How a dyed-in-the-wool cooperator led his building through controversial building change
Hal Fuchsman is a lifelong believer in the co-op model of homeownership, but leading his building through an energy efficiency upgrade challenged even him.
Hal Fuchsman stands outside of his building. Photo: Ayana Smith
When Hal Fuchsman joined the co-op board at Inwood Park Apartments, where he’s lived since 2015, he saw it as a rite of passage.
“I grew up in a self-managed small co-op in Downtown Manhattan, [where] all seven of the residents were automatically board members,” Fuchman shared. “So board participation is, as my father would put it, a genetic defect that I inherited.”
In fact, Fuchsman has served as board president for eight of the nine years that he has spent on his building’s board. Fuchsman was climate-minded in principle, prior to his leadership on the board, so when the building’s managing agents tipped himFuchsman off that they needed to become compliant with Local Law 97 (LL97), it spurred him into action on the board’s first big-ticket sustainability project.
“Reducing wasted energy cuts costs, which helps keep shareholder expenses stable — but it also means fewer emissions, which is a fantastic side effect of lowering energy use,” he said. “The upgrades we’ve done have also made heat distribution much more even, which improves comfort for residents. I see this work as part of being a responsible steward of the building — protecting its long-term value and keeping it competitive for shareholder resale values.”
Installing radiator Cozys was the route Inwood Park Apartments took to cutting energy costs and reaching LL97 compliance through 2030. While it was a successful first step in reducing carbon emissions, the building will have to do more in the future to keep up with increasingly strict emissions standards. But their experience this time around has left Fuchsman more cautious.
“While we’ve seen clear fuel savings and better temperature consistency, there’s also been some frustration, and we’re wary of being early adopters twice in a row,” Fuchsman explained.
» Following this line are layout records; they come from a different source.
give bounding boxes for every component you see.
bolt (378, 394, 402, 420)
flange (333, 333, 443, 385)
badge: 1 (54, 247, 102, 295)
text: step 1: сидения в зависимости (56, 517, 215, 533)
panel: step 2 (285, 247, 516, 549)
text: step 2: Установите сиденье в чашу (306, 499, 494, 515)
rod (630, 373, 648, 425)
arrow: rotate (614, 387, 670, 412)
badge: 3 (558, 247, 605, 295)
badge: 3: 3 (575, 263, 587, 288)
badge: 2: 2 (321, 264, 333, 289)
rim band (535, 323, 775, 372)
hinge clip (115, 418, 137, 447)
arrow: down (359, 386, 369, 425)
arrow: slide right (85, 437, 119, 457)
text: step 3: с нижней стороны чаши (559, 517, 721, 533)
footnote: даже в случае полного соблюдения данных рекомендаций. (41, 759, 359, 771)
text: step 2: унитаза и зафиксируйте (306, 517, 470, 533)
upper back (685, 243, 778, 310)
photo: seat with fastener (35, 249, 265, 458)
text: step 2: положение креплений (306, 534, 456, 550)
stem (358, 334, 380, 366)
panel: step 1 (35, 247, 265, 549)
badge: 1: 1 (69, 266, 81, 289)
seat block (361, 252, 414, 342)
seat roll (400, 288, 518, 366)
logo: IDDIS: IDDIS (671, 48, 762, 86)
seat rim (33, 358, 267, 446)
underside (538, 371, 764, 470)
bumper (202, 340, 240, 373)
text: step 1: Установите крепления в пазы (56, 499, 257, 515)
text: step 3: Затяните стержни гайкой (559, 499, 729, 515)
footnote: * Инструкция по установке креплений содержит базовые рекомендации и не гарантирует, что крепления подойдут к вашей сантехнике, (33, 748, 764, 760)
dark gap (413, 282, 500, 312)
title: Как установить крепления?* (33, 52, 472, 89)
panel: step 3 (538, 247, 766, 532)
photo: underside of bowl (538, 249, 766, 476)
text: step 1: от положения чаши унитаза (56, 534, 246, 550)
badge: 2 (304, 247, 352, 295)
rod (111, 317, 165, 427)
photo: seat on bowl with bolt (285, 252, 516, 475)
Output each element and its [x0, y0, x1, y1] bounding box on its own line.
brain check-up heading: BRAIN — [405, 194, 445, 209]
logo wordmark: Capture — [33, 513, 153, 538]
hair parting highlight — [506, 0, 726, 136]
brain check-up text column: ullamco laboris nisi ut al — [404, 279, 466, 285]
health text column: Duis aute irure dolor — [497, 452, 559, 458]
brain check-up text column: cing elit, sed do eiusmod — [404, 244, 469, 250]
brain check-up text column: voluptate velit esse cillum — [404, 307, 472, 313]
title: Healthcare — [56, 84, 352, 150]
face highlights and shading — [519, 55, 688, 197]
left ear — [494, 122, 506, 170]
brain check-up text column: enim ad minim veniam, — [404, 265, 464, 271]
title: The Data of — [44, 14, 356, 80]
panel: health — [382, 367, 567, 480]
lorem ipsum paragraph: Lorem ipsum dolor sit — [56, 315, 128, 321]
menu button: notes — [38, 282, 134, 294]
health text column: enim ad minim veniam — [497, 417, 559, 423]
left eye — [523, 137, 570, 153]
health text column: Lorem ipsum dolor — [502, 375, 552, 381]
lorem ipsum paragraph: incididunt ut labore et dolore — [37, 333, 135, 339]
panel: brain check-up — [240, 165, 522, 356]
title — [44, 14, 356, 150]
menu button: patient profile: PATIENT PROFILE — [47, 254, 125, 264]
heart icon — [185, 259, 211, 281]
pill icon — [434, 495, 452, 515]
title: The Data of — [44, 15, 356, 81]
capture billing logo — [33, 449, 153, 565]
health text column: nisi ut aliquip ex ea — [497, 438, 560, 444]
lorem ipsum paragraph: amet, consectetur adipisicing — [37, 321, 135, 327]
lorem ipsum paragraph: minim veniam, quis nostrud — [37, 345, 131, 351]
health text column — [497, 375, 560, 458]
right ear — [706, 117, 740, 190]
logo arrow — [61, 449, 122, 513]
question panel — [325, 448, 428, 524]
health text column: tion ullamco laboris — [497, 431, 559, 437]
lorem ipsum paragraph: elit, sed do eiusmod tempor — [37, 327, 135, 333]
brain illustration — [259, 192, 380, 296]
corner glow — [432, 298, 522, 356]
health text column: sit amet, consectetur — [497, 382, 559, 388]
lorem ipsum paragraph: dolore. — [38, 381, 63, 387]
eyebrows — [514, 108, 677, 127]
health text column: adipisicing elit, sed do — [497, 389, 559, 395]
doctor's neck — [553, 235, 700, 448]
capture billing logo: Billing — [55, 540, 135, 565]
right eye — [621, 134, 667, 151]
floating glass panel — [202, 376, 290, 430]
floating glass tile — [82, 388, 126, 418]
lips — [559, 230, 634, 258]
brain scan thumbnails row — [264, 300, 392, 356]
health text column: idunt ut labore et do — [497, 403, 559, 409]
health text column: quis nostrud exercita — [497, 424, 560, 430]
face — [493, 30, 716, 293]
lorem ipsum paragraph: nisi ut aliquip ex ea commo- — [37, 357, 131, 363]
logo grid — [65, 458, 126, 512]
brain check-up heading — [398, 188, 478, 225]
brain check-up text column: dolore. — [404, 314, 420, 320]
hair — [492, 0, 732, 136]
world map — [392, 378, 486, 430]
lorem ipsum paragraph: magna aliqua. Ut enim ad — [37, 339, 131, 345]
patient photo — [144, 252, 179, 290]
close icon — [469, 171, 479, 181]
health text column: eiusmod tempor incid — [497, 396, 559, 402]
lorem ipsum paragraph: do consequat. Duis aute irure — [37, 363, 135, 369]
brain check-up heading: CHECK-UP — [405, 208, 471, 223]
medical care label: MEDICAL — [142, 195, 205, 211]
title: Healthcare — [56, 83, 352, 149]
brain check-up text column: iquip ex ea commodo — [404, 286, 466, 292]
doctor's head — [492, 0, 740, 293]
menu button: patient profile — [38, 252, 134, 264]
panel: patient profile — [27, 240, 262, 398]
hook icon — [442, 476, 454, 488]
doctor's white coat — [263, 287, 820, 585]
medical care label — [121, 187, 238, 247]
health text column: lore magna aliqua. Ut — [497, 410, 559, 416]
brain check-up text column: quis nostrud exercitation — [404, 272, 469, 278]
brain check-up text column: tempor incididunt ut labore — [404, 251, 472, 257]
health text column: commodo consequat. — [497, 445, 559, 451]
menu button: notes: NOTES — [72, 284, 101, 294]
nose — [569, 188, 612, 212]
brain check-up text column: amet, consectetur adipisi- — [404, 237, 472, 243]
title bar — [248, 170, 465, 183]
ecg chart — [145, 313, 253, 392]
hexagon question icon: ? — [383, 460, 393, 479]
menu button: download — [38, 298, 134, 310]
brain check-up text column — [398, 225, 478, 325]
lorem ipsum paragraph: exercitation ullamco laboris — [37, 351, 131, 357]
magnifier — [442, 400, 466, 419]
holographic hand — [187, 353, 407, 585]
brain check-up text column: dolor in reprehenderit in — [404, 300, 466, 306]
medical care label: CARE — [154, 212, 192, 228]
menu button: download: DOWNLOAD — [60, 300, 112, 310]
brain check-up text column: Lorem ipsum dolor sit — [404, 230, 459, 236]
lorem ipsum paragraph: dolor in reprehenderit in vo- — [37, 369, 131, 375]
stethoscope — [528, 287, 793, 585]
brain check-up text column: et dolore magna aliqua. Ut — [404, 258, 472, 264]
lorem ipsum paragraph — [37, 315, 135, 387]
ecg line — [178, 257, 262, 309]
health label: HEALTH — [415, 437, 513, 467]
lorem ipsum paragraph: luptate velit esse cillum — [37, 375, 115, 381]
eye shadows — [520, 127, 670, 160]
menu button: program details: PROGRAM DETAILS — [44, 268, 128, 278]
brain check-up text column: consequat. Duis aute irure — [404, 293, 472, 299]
He says he now wants the building to pause, reflect, and let their new systems gather data about energy use that can inform decisions to take more gradual action on proven technologies — “when the time is right.”
Fuchsman and the board are holding off on any additional major investments until they see how the policy and technology landscape develops over the next five years. He anticipates lobbying and legal challenges from large commercial real estate portfolios that might affect the penalties for non-compliance with LL97, and that those changes could trickle down to Inwood Park Apartments. The building’s chief focus in the meantime is to continue to make small-scale refinements through steam balancing and regular maintenance, and to keep collecting data from these efforts before 2030.
“Some of the proposed big ‘next step’ solutions for pre-war buildings like ours still feel unproven,” Fuchsman said. “Jumping into expensive, irreversible upgrades [too early] would be risky for our shareholders.”
In the meantime, Fuchsman sees it as a primary objective of his leadership to help shareholders integrate LL97 compliance — and the accompanying fines — into their understanding of their responsibilities as homeowners in New York City.
“If we can keep that cost as low as possible, and spread it across all shareholders as a manageable budget line item, it may simply become part of our new reality — just as it may for many similar buildings,” he said.